I do not need to tell you what bubbles are: irrational exuberance leads to an inflation of prices, usually some kind of stock, expectations lead to greater expectations, until there comes a moment where people believe at the same time that assets are too high -much above value- but that they’ll keep skyrocketing. This contradictory belief leads to stubborn reality and, once you come to terms with it, prices crash, leading to a backslash in the percepti0n of price and value of speculative investments.
So it’s a matter of scarcity and demand. Scarcity leads to demand, and demand leads to scarcity, until craze comes.
Today I wanted to review one of the first paradigmatic cases of a bubble. Much is said today if this description is an ex-post judgement and it really wasn’t a bubble, but in any case, tulipmania is still a synonym for bubble.
lesson learned: don’t bet all your future into one flower
It all began in 1593 when the first tulips arrived to the Netherlands. They were new, scarce, pricey and everybody wanted one. And it had a maturity period: you bought the bulb and in time you’d have the flower, just like some investment. So people began buying more and more and prices soared.
In fact tulips’ bulbs had been introduced for medicinal uses, but beautiful tulips quickly became a distinctive and exclusive mark of beautiful gardens. And from that they became a mark on the social ladder: you had to have tulips in your garden if you wanted to be someone in the Dutch society.
One thing led to another. Bulbs were traded more and more. Prices multiplied: more than twenty-fold monthly increases. And, as it always happens, everybody wanted to invest: people became on debt to get rich and longtime accrued savings were transformed into bulbs.
object of greed and social desire
Of course value was not on the bulb itself, because the bulb wouldn’t produce anything. Value was speculative, and that meant that, to really earn something, you needed to find another buyer. With rising prices, the buyer’s base shrinked until it was too small. Maybe they thought that a bunch of wealthy foreigners would come and buy them all, but foreigners never came.
Instead there was a moment when people started worrying because selling them was getting more difficult: periods got longer, psychologically longer than whatever short term is.
And there was that contradictory thought that comes with all bubbles: this is too expensive but it will get even more expensive. Expectations of further risings and expectations of depreciation mixed. Until the first expectation overcomes the second: this is too expensive.
And bulb investors panicked.
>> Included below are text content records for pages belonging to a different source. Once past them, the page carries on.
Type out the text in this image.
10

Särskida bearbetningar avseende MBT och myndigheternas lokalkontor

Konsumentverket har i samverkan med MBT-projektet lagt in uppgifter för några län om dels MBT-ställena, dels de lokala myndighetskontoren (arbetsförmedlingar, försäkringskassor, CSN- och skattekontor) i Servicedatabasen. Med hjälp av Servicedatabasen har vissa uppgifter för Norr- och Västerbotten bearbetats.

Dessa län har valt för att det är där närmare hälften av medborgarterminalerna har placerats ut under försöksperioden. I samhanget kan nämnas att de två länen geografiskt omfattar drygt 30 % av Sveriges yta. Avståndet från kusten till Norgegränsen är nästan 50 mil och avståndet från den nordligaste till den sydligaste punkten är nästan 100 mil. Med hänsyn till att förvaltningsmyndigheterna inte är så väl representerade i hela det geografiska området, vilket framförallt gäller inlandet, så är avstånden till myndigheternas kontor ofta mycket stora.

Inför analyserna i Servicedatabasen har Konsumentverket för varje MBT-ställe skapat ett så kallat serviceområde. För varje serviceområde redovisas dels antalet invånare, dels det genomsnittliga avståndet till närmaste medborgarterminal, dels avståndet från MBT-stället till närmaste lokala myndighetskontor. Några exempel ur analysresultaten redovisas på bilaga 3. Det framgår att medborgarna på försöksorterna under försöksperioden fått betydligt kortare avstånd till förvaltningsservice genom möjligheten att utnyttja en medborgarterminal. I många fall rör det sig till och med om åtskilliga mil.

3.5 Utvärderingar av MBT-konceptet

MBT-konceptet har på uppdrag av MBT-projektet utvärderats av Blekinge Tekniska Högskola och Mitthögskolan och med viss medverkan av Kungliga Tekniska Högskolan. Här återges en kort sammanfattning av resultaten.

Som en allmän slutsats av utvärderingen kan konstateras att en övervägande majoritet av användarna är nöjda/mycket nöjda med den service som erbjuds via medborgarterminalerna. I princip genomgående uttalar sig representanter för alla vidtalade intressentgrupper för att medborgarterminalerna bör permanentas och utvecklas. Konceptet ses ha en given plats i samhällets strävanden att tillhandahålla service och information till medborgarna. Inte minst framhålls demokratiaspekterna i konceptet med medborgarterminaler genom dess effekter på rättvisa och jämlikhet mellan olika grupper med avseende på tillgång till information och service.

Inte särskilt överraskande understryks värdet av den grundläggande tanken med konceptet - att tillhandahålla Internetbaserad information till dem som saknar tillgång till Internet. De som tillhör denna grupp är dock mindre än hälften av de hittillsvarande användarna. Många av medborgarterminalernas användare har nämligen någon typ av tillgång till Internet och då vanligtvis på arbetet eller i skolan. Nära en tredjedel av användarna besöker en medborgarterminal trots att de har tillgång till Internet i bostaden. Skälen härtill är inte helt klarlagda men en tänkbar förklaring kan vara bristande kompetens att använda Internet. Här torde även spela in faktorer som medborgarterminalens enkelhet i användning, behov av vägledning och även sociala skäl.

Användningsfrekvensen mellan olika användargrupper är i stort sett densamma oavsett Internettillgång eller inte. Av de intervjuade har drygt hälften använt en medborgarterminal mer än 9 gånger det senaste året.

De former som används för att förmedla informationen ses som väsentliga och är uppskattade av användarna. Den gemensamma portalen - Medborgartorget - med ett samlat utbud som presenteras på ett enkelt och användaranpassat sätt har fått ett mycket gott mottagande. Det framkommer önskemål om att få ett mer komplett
Specially when many realised they had traded lifelong savings for beautiful-when-flourished nonproductive bulbs. Wouldn’t you?
Too late as usual, even the Dutch state tried to intervene, proposing to cover contracts at 10% value. Of course that caused an immediate 90% drop-off. But the value punctured that 10% soil again and again and the bubble finally bursted. It happened in 1637. The bubble had lasted less than one year, some had won a lot of money, but the subsequent depression affected both winners and losers.